The Bible presents a key in the life of Abraham. Abraham encountered that living Person, revealing love and grace to him through His presence. But this encounter was not an end to itself; it was to accomplish the Lord’s purpose in time, to be a living testimony of His called-out ones on the earth (Heb. 11:8). Abraham’s faith was solidified through an accumulation of grace — not just through those moments of “instant grace” — by encountering the Lord over time. Even in Abraham’s failures, unfaithfulness, calculations, and faulty reliance on his own strength, he gained a spiritual maturity from the Lord. Abraham responded to the Lord throughout all types of encounters, a lifelong “accumulating” process to become a person with a powerful testimony richly constituted with grace: someone with substance, with purpose, with understanding, with faith. He gained the One pursuing him in love and mercy as his rich supply — accumulating grace for a life of tenting, being transformed by the work of the Spirit from an “exalted father” to a true pattern, the “father of a multitude.” 

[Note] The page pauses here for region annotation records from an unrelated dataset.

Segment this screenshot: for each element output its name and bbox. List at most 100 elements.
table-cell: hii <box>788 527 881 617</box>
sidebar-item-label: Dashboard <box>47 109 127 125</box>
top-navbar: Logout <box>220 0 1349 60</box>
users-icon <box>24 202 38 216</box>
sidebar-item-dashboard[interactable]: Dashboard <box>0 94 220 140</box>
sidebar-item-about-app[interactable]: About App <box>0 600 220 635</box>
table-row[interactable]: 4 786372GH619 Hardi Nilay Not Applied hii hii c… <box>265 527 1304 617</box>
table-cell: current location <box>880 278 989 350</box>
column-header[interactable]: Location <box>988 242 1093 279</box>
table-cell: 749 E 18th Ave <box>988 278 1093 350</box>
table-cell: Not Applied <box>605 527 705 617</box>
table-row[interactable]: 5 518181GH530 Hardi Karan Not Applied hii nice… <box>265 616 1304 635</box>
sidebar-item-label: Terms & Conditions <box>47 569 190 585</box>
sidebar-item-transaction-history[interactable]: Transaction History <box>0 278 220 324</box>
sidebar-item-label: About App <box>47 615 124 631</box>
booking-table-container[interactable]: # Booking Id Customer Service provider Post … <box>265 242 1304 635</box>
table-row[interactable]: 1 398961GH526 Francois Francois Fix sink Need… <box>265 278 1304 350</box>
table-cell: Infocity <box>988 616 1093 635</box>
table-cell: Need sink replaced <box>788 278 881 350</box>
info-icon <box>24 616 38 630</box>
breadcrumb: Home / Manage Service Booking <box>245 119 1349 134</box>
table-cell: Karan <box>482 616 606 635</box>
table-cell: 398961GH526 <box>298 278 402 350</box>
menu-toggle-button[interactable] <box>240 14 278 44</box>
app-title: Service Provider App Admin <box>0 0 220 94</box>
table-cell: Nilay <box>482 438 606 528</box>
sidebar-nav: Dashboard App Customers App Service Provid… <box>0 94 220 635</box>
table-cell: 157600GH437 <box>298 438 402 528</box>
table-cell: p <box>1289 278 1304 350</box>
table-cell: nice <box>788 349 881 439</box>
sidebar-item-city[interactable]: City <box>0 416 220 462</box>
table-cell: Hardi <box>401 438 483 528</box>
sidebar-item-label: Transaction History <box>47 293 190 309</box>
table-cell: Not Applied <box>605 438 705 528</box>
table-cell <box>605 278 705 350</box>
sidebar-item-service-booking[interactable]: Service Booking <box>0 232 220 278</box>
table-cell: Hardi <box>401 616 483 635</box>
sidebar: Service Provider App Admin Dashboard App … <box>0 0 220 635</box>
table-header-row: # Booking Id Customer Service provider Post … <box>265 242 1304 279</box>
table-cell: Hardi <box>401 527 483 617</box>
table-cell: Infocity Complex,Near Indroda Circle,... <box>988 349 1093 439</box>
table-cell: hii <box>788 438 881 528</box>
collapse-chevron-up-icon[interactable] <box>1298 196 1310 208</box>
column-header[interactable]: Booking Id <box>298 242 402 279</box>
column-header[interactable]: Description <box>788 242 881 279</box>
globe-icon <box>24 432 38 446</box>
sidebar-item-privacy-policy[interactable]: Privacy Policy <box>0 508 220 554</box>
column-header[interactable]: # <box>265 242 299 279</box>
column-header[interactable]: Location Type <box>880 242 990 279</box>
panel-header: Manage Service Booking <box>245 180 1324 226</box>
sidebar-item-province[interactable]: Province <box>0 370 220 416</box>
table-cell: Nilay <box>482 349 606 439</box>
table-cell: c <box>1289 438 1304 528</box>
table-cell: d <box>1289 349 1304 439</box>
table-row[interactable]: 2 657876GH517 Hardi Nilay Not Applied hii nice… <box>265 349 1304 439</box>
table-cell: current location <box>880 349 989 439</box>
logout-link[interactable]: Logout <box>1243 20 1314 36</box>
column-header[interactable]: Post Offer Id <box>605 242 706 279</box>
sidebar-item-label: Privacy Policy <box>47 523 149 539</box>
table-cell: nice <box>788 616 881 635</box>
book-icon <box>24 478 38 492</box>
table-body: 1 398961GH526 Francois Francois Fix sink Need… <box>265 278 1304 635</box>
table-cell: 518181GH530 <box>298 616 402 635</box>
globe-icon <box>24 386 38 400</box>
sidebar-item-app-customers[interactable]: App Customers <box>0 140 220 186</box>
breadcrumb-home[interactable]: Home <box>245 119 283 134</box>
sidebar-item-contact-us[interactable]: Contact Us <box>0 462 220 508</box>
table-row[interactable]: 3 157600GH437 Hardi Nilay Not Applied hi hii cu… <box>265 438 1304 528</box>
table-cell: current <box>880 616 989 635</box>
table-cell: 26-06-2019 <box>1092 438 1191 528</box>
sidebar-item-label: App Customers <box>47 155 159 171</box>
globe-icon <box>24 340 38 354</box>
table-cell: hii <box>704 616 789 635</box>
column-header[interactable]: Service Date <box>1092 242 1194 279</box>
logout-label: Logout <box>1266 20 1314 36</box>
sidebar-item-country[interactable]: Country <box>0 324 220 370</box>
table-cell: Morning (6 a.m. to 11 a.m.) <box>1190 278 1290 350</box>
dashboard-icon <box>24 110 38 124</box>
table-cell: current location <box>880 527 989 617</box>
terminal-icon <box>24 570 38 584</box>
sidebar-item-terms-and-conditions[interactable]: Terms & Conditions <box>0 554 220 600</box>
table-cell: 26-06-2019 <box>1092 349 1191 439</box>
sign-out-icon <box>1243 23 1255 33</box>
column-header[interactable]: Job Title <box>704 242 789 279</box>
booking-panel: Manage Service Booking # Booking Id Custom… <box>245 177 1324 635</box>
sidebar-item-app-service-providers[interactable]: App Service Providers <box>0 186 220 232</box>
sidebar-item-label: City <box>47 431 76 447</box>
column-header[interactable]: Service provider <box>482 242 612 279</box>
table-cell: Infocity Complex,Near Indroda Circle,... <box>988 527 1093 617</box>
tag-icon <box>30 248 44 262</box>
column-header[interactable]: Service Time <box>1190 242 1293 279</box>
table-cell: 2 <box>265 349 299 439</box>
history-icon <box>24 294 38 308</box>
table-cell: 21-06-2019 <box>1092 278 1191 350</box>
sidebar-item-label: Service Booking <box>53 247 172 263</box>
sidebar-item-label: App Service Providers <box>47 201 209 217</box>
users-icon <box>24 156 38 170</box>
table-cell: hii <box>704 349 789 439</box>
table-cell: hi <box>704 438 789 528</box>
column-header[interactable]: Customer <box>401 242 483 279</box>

Just like Abraham, we have our beginning in the Lord, and, in this age, the reality of a life of tenting as the church. We may also have miracles — specific moments of the Lord coming to us as grace in our lives. But do we recognize those moments to constitute and accumulate in us? Today, we need to move beyond seeking special, private feelings. Instead, we must receive and gather the grace hidden in each sovereign encounter so that we are equipped, constituted with the wealth of Christ, ready to feed, minister, and deposit the richness of Christ that’s been stored up in us into others. Grace, issuing from His love, is not just for the moment, but for the multiplication of life in hope. This life in hope is for something much greater, much grander than we once knew:

But as it is, they long after a better country, that is, a heavenly one. (Heb. 11:16a

(Above are notes of fellowship taken from a gathering on 7/14/2024, not reviewed by the speaker.)